Nothing compresses air to make it colder. Temperature is based on movement of molecules. As air radiates heat, the molecules move slower and slower, reaching liquid state if cooling continues, and eventually frozen solid. (thank goodness for the sun). Slower moving molecules generally have greater density because they do not push each other apart as much.

From this data we can deduce that "temperature" or warmth is based on emission of heat, caused by number of molecular collisions and the kinetic energy of each collision. (Now that is starting to sound like something to do with aviation, no?)

This in turn is based on the energy input into the system.

Compression (within a cylinder) increases the number of collisions, which increases temperature. But compressed air will cool, and if released to ambient pressure, will be cooler.

Temperature of air at the same pressure can be raised by input of solar radiation, causing the molecules to move faster. This raises pressure within a closed system, but lowers density in an open system.

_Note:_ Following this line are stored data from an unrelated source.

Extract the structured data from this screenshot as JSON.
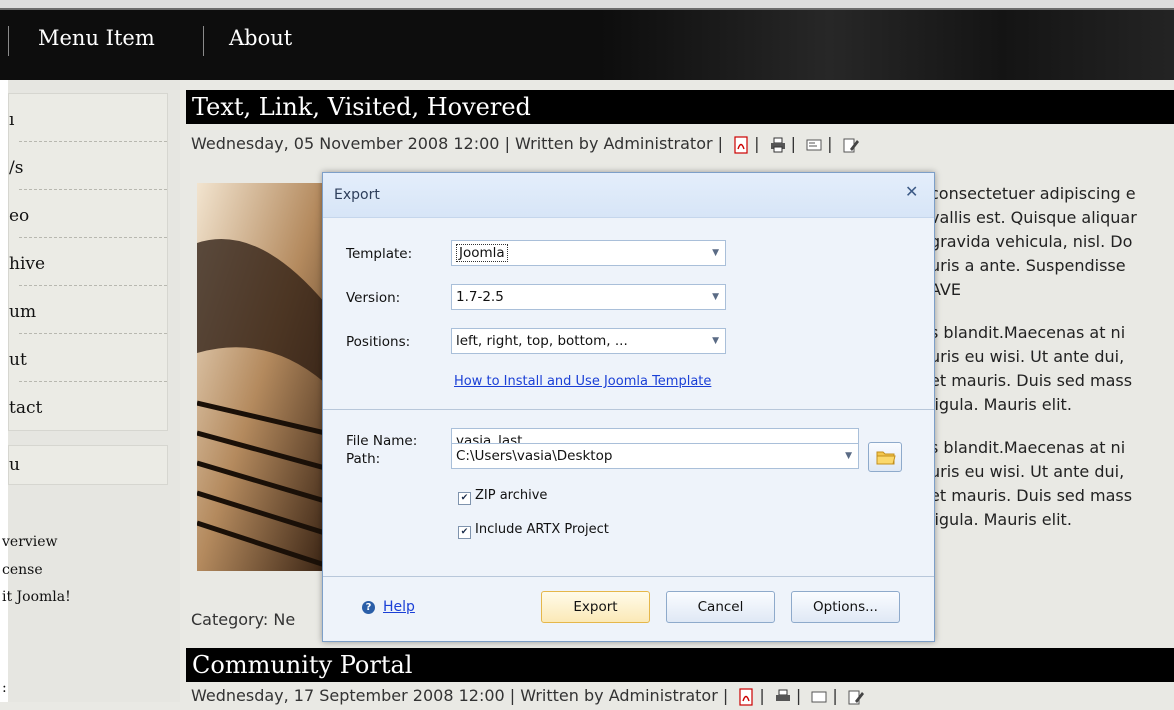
{
  "nav": {
    "items": [
      "Menu Item",
      "About"
    ]
  },
  "sidebar": {
    "menu_items": [
      "ı",
      "/s",
      "eo",
      "hive",
      "um",
      "ut",
      "tact"
    ],
    "box2_title": "u",
    "sub_items": [
      "verview",
      "cense",
      "it Joomla!"
    ],
    "bottom_char": ":"
  },
  "articles": [
    {
      "title": "Text, Link, Visited, Hovered",
      "meta": "Wednesday, 05 November 2008 12:00 | Written by Administrator |"
    },
    {
      "title": "Community Portal",
      "meta": "Wednesday, 17 September 2008 12:00 | Written by Administrator |"
    }
  ],
  "category": "Category: Ne",
  "body_lines": [
    "consectetuer adipiscing e",
    "vallis est. Quisque aliquar",
    "gravida vehicula, nisl. Do",
    "uris a ante. Suspendisse",
    "AVE",
    "s blandit.Maecenas at ni",
    "uris eu wisi. Ut ante dui,",
    "et mauris. Duis sed mass",
    "ligula. Mauris elit.",
    "s blandit.Maecenas at ni",
    "uris eu wisi. Ut ante dui,",
    "et mauris. Duis sed mass",
    "ligula. Mauris elit."
  ],
  "dialog": {
    "title": "Export",
    "template_label": "Template:",
    "template_value": "Joomla",
    "version_label": "Version:",
    "version_value": "1.7-2.5",
    "positions_label": "Positions:",
    "positions_value": "left, right, top, bottom, ...",
    "install_link": "How to Install and Use Joomla Template",
    "filename_label": "File Name:",
    "filename_value": "vasia_last",
    "path_label": "Path:",
    "path_value": "C:\\Users\\vasia\\Desktop",
    "zip_label": "ZIP archive",
    "zip_checked": true,
    "artx_label": "Include ARTX Project",
    "artx_checked": true,
    "help_label": "Help",
    "export_button": "Export",
    "cancel_button": "Cancel",
    "options_button": "Options..."
  },
  "colors": {
    "nav_bg": "#0d0d0d",
    "title_bg": "#000000",
    "dialog_bg": "#eef3fa",
    "link": "#1a3fd6",
    "primary_button_border": "#e5b74a"
  },
  "icons": [
    "pdf-icon",
    "print-icon",
    "email-icon",
    "edit-icon",
    "help-icon",
    "folder-icon",
    "close-icon",
    "chevron-down-icon"
  ]
}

In an open system (such as a hot air balloon) pressure remains the same, density changes based on temperature. In a closed system pressure changes with temperature. Density cannot change unless the volume is changed by physical compression or expansion.

Answer 2

This all depends upon the context. In a constant volume and pressure environment, a unit volume of cold air will be denser than a unit volume of warmer air. In an adiabatic compression, the work done to compress a unit mass to air into a smaller volume will be stored in the gas as internal energy ie heat. Given that air can be modeled very accurately as an ideal gas, this relationship may be expressed as P = pRT. This is why air heats up when compressed by work applied to a closed system.

Answer 3

In order to fully describe the air for the purposes of this question, we need three properties: the temperature $T$, the density $\rho$, and, the one you didn't explicitly mention in your question, the pressure $P$. These three properties are related in the following way: $$P\propto \rho T.$$ This relationship explains your first observation: that cold air is denser. For any given value of $P$ (ambient atmospheric pressure, say), if $T$ decreases then $\rho$ must increase and vice versa.

What happens in second situation--compression of the air--is that all three variables, $P$, $\rho$, and $T$, change at the same time. You can't determine from the relationship $P\propto \rho T$ alone what happens, because you're no longer holding any one of them constant. You need another relationship. When you do the compression without adding or removing any heat it so happens that: $$P\propto \rho^{7/5}.$$

This says that when you squish the gas, increasing its density, you increase the pressure even more (the exponent determines how much more; $7/5$ is the amount for diatomic gasses like $\text{O}_2$ and $\text{N}_2$). Looking back at the first equation, that means that you also increase the temperature.

These two expression tell you $what$ happens, but not $why$. The reason can be understood in terms of energy. The total internal energy of a collection of gas molecules depends only on its temperature. When you compress a gas, you are doing work on it: adding energy to it. If no energy is removed by other means, the internal energy must increase. So compressing a gas increases its temperature.